Seminar for Geometry, education and visualization with applications

PROGRAM

ČETVRTAK, 04.04.2013. u 17 sati, sala 301F, MI
Slavik Jablan, Ana Zekovic
THE THEORY OF PSEUDOKNOTS AND UNKNOTTING INVARIANTS
(SLAVIK JABLAN, ANA ZEKOVIC, ALLISON HENRICH, REBECCA HOBERG, LEE JOHNSON, ELIZABETH MINTEN, AND LJILJANA RADOVIC)

Abstract: The Theory of Pseudoknots and Unknotting Invariants Classical knots in R^3 can be represented by diagrams in the plane. These diagrams are formed by curves with a finite number of transverse crossings, where each crossing is decorated to indicate which strand of the knot passes over at that point. A {\em pseudodiagram} is a knot diagram that may be missing crossing information at some of its crossings. At these crossings, it is undetermined which strand passes over. Pseudodiagrams were first introduced by Ryo Hanaki in 2010. Here, we introduce the notion of a pseudoknot, i.e. an equivalence class of pseudodiagrams under an appropriate choice of Reidemeister moves. In order to begin a classification of pseudoknots, we introduce the concept of a weighted resolution set, or WeRe-set, an invariant of pseudoknots. We compute the WeRe-set for several pseudoknot families and discuss extensions of crossing number, homotopy, chirality for pseudoknots and different unknotting invariants connected with pseudoknots and their homotopy classes.

ČETVRTAK, 11.04.2013. u 17 sati, sala 301f, MI
Sofia Lambropoulou, National Technical University, Department of Mathematics
FROM KNOTS TO BRAIDS IN VARIOUS TOPOLOGICAL SETTINGS

Abstract: In this talk we present the L-moves between braids, which can serve for establishing and proving braid equivalence theorems for various diagrammatic settings, such as: for classical knots, for knots in knot complements, in c.c.o. 3-manifolds and in handlebodies, as well as for virtual knots, for welded knots and for singular knots. The L-moves are local and they provide a uniform ground for formulating and proving geometric braid equivalence theorems by adapting to any diagrammatic setting where the notion of braid and diagrammatic isotopy is defined. The L-move equivalences are then reformulated gradually from geometric to algebraic using the braid groups related to each topological setting.
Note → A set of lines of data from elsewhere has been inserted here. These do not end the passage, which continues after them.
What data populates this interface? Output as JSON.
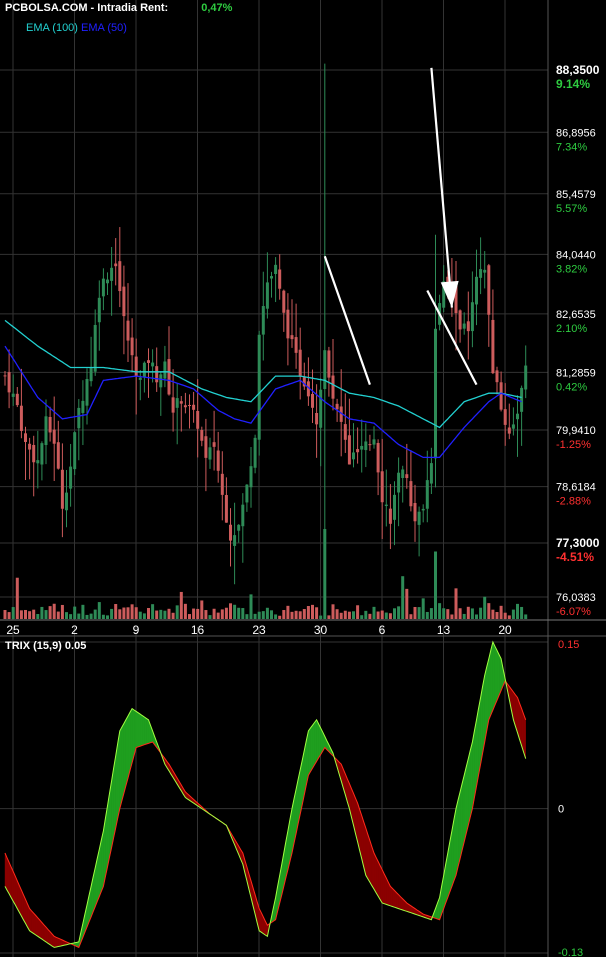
{
  "header": {
    "source": "PCBOLSA.COM",
    "mode": "Intradia",
    "rent_label": "Rent:",
    "rent_value": "0,47%"
  },
  "legend": {
    "ema100": {
      "label": "EMA (100)",
      "color": "#22d0d0"
    },
    "ema50": {
      "label": "EMA (50)",
      "color": "#2020ff"
    }
  },
  "colors": {
    "up": "#2e8b57",
    "down": "#cd5c5c",
    "pos_pct": "#2ecc40",
    "neg_pct": "#ff3030",
    "grid": "#333333"
  },
  "chart_data": [
    {
      "type": "candlestick",
      "ylim": [
        75.5,
        89.0
      ],
      "price_levels": [
        {
          "price": 88.35,
          "label": "88,3500",
          "pct": "9.14%",
          "positive": true,
          "bold": true
        },
        {
          "price": 86.8956,
          "label": "86,8956",
          "pct": "7.34%",
          "positive": true
        },
        {
          "price": 85.4579,
          "label": "85,4579",
          "pct": "5.57%",
          "positive": true
        },
        {
          "price": 84.044,
          "label": "84,0440",
          "pct": "3.82%",
          "positive": true
        },
        {
          "price": 82.6535,
          "label": "82,6535",
          "pct": "2.10%",
          "positive": true
        },
        {
          "price": 81.2859,
          "label": "81,2859",
          "pct": "0.42%",
          "positive": true
        },
        {
          "price": 79.941,
          "label": "79,9410",
          "pct": "-1.25%",
          "positive": false
        },
        {
          "price": 78.6184,
          "label": "78,6184",
          "pct": "-2.88%",
          "positive": false
        },
        {
          "price": 77.3,
          "label": "77,3000",
          "pct": "-4.51%",
          "positive": false,
          "bold": true
        },
        {
          "price": 76.0383,
          "label": "76,0383",
          "pct": "-6.07%",
          "positive": false
        }
      ],
      "x_ticks": [
        {
          "label": "25",
          "index": 0
        },
        {
          "label": "2",
          "index": 15
        },
        {
          "label": "9",
          "index": 30
        },
        {
          "label": "16",
          "index": 45
        },
        {
          "label": "23",
          "index": 60
        },
        {
          "label": "30",
          "index": 75
        },
        {
          "label": "6",
          "index": 90
        },
        {
          "label": "13",
          "index": 105
        },
        {
          "label": "20",
          "index": 120
        }
      ],
      "close_path": [
        [
          0,
          81.2
        ],
        [
          3,
          80.5
        ],
        [
          5,
          79.6
        ],
        [
          8,
          79.2
        ],
        [
          10,
          80.1
        ],
        [
          12,
          79.7
        ],
        [
          14,
          78.2
        ],
        [
          16,
          79.1
        ],
        [
          18,
          80.4
        ],
        [
          21,
          81.5
        ],
        [
          23,
          83.2
        ],
        [
          25,
          83.6
        ],
        [
          27,
          83.9
        ],
        [
          29,
          82.5
        ],
        [
          31,
          81.6
        ],
        [
          33,
          81.1
        ],
        [
          35,
          81.6
        ],
        [
          37,
          81.2
        ],
        [
          39,
          81.4
        ],
        [
          41,
          80.4
        ],
        [
          43,
          80.7
        ],
        [
          45,
          80.4
        ],
        [
          47,
          80.1
        ],
        [
          49,
          79.2
        ],
        [
          51,
          79.6
        ],
        [
          53,
          78.4
        ],
        [
          55,
          77.5
        ],
        [
          57,
          77.7
        ],
        [
          59,
          78.6
        ],
        [
          61,
          79.9
        ],
        [
          62,
          82.3
        ],
        [
          64,
          83.4
        ],
        [
          66,
          83.7
        ],
        [
          68,
          82.6
        ],
        [
          70,
          81.9
        ],
        [
          72,
          81.3
        ],
        [
          74,
          80.9
        ],
        [
          76,
          80.2
        ],
        [
          78,
          81.9
        ],
        [
          80,
          80.6
        ],
        [
          82,
          80.1
        ],
        [
          84,
          79.2
        ],
        [
          86,
          79.4
        ],
        [
          88,
          79.5
        ],
        [
          90,
          79.8
        ],
        [
          92,
          78.4
        ],
        [
          94,
          77.9
        ],
        [
          96,
          78.8
        ],
        [
          98,
          78.9
        ],
        [
          100,
          77.7
        ],
        [
          102,
          78.2
        ],
        [
          104,
          79.3
        ],
        [
          105,
          82.4
        ],
        [
          107,
          83.3
        ],
        [
          109,
          83.1
        ],
        [
          111,
          82.4
        ],
        [
          113,
          82.2
        ],
        [
          115,
          83.4
        ],
        [
          117,
          83.7
        ],
        [
          119,
          81.4
        ],
        [
          121,
          80.4
        ],
        [
          123,
          79.9
        ],
        [
          125,
          80.4
        ],
        [
          127,
          81.3
        ]
      ],
      "ema100": [
        [
          0,
          82.5
        ],
        [
          8,
          81.9
        ],
        [
          16,
          81.4
        ],
        [
          24,
          81.4
        ],
        [
          32,
          81.3
        ],
        [
          40,
          81.3
        ],
        [
          48,
          80.9
        ],
        [
          54,
          80.7
        ],
        [
          60,
          80.6
        ],
        [
          66,
          81.2
        ],
        [
          72,
          81.2
        ],
        [
          78,
          81.1
        ],
        [
          84,
          80.8
        ],
        [
          90,
          80.7
        ],
        [
          96,
          80.5
        ],
        [
          102,
          80.2
        ],
        [
          106,
          80.0
        ],
        [
          112,
          80.6
        ],
        [
          118,
          80.8
        ],
        [
          121,
          80.8
        ],
        [
          126,
          80.7
        ]
      ],
      "ema50": [
        [
          0,
          81.9
        ],
        [
          8,
          80.7
        ],
        [
          14,
          80.2
        ],
        [
          20,
          80.3
        ],
        [
          24,
          81.1
        ],
        [
          32,
          81.2
        ],
        [
          40,
          81.1
        ],
        [
          46,
          80.9
        ],
        [
          52,
          80.4
        ],
        [
          56,
          80.2
        ],
        [
          60,
          80.1
        ],
        [
          66,
          80.9
        ],
        [
          72,
          81.1
        ],
        [
          78,
          80.6
        ],
        [
          84,
          80.2
        ],
        [
          90,
          80.1
        ],
        [
          96,
          79.6
        ],
        [
          102,
          79.3
        ],
        [
          106,
          79.3
        ],
        [
          112,
          80.0
        ],
        [
          118,
          80.6
        ],
        [
          121,
          80.8
        ],
        [
          126,
          80.6
        ]
      ],
      "spikes": [
        {
          "index": 78,
          "high": 88.5,
          "low": 76.9
        },
        {
          "index": 105,
          "high": 84.5,
          "low": 78.6
        }
      ],
      "volume": {
        "typical_ratio": 0.18,
        "spikes": [
          {
            "index": 78,
            "ratio": 1.0
          },
          {
            "index": 105,
            "ratio": 0.75
          }
        ]
      },
      "annotations": [
        {
          "from": [
            78,
            84.0
          ],
          "to": [
            89,
            81.0
          ],
          "arrow": false
        },
        {
          "from": [
            104,
            88.4
          ],
          "to": [
            109,
            82.8
          ],
          "arrow": true
        },
        {
          "from": [
            103,
            83.2
          ],
          "to": [
            115,
            81.0
          ],
          "arrow": false
        }
      ]
    },
    {
      "type": "line",
      "label": "TRIX (15,9) 0.05",
      "ylim": [
        -0.13,
        0.15
      ],
      "y_labels": [
        {
          "value": 0.15,
          "label": "0.15",
          "color": "#ff3030"
        },
        {
          "value": 0,
          "label": "0",
          "color": "#ffffff"
        },
        {
          "value": -0.13,
          "label": "-0.13",
          "color": "#2ecc40"
        }
      ],
      "series": [
        {
          "name": "TRIX",
          "color": "#a0ff40",
          "points": [
            [
              0,
              -0.07
            ],
            [
              6,
              -0.11
            ],
            [
              12,
              -0.125
            ],
            [
              18,
              -0.12
            ],
            [
              24,
              -0.02
            ],
            [
              28,
              0.07
            ],
            [
              31,
              0.09
            ],
            [
              35,
              0.08
            ],
            [
              39,
              0.04
            ],
            [
              44,
              0.01
            ],
            [
              50,
              -0.005
            ],
            [
              54,
              -0.015
            ],
            [
              58,
              -0.05
            ],
            [
              62,
              -0.11
            ],
            [
              64,
              -0.115
            ],
            [
              66,
              -0.08
            ],
            [
              70,
              0.0
            ],
            [
              74,
              0.07
            ],
            [
              76,
              0.08
            ],
            [
              80,
              0.05
            ],
            [
              84,
              0.0
            ],
            [
              88,
              -0.06
            ],
            [
              92,
              -0.085
            ],
            [
              96,
              -0.09
            ],
            [
              100,
              -0.095
            ],
            [
              104,
              -0.1
            ],
            [
              106,
              -0.08
            ],
            [
              110,
              0.0
            ],
            [
              114,
              0.06
            ],
            [
              117,
              0.12
            ],
            [
              119,
              0.15
            ],
            [
              121,
              0.135
            ],
            [
              124,
              0.08
            ],
            [
              127,
              0.045
            ]
          ]
        },
        {
          "name": "Signal",
          "color": "#ff2a1a",
          "points": [
            [
              0,
              -0.04
            ],
            [
              6,
              -0.09
            ],
            [
              12,
              -0.115
            ],
            [
              18,
              -0.125
            ],
            [
              24,
              -0.07
            ],
            [
              28,
              0.0
            ],
            [
              32,
              0.055
            ],
            [
              36,
              0.06
            ],
            [
              40,
              0.04
            ],
            [
              44,
              0.015
            ],
            [
              50,
              -0.005
            ],
            [
              54,
              -0.015
            ],
            [
              58,
              -0.04
            ],
            [
              62,
              -0.09
            ],
            [
              64,
              -0.105
            ],
            [
              66,
              -0.1
            ],
            [
              70,
              -0.04
            ],
            [
              74,
              0.03
            ],
            [
              78,
              0.055
            ],
            [
              82,
              0.04
            ],
            [
              86,
              0.005
            ],
            [
              90,
              -0.04
            ],
            [
              94,
              -0.07
            ],
            [
              98,
              -0.085
            ],
            [
              102,
              -0.095
            ],
            [
              106,
              -0.1
            ],
            [
              110,
              -0.06
            ],
            [
              114,
              0.0
            ],
            [
              118,
              0.08
            ],
            [
              122,
              0.115
            ],
            [
              125,
              0.1
            ],
            [
              127,
              0.08
            ]
          ]
        }
      ]
    }
  ]
}
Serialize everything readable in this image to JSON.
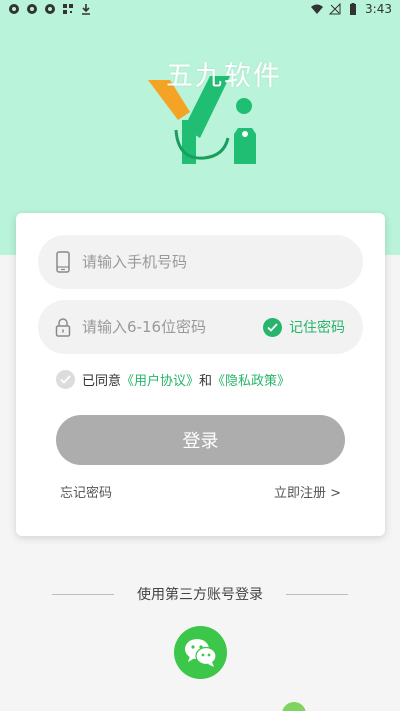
{
  "status_bar": {
    "time": "3:43",
    "left_icons": [
      "sync-icon",
      "sync-icon",
      "sync-icon",
      "qr-icon",
      "download-icon"
    ],
    "right_icons": [
      "wifi-icon",
      "signal-icon",
      "battery-icon"
    ]
  },
  "brand": {
    "watermark": "五九软件",
    "accent": "#26b56a",
    "logo_green": "#1fbe73",
    "logo_orange": "#f5a325",
    "top_bg": "#b9f3d9"
  },
  "login_form": {
    "phone": {
      "placeholder": "请输入手机号码",
      "value": "",
      "icon": "phone-icon"
    },
    "password": {
      "placeholder": "请输入6-16位密码",
      "value": "",
      "icon": "lock-icon"
    },
    "remember_label": "记住密码",
    "agree": {
      "prefix": "已同意",
      "user_agreement": "《用户协议》",
      "and": "和",
      "privacy_policy": "《隐私政策》"
    },
    "login_button": "登录",
    "forgot_password": "忘记密码",
    "register": "立即注册 >"
  },
  "third_party": {
    "label": "使用第三方账号登录",
    "wechat_icon": "wechat-icon",
    "wechat_color": "#3cc64a"
  }
}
ČETVRTAK, 18.04.2013. u 17 sati, sala 301f, MI
ČETVRTAK, 25.04.2013. u 17 sati, sala 301f, MI
Marko Stosic (Lisabon, Beograd)
Tema: TOPOLOSKA REKURZIJA: OD KATALANOVIH BROJEVA DO KVANTIZACIJE

Apstrakt: U ovoj seriji predavanja bice predstavljena Topoloska rekurzija - jedna od najinteresantnijih modernih metoda u topologiji, algebarskoj i enumerativnojgeometriji, statistickoj fizici ali i sire. Ovaj rekurzivni postupak je prvi put pronadjen u statistickoj fizici 2007. godine (Eynard-Orantin), ali se ubrzo ispostavilo da je izuzetno univerzalan i da ima primene u raznim oblastima kao sto su: kombinatorika, enumerativna geometrija, Gromov-Viten invarijante, Hurvicovi brojevi, moduli prostori algebraskih krivih, imerzije Lagranzijana, (beskonacno-dimenzioni) integrabilni sistemi, matricni integrali, teorija struna (ogledalska simetrija), kvantizacija, teorija cvorova itd.
Mnoge od ovih primena i objasnjenja povezanosti sa topoloskom rekurzijom su dale potpuno novi pogled na pojedine oblasti, ali su brojne veze i dalje "misteriozne" i nude jos mnogo otvorenih pitanja. Tokom ovih predavanja pokusacemo da pomenemo neke od ovih primena i damo jedan osvrt na topolosku rekurziju.
Predavanja ce biti sa dosta primera i akcentom na glavnim idejama i bice namenjena siroj publici.





Sednice seminara odrzavaju se u zgradi Matematickog instituta SANU, Knez-Mihailova 36, na trecem spratu u sali 301f.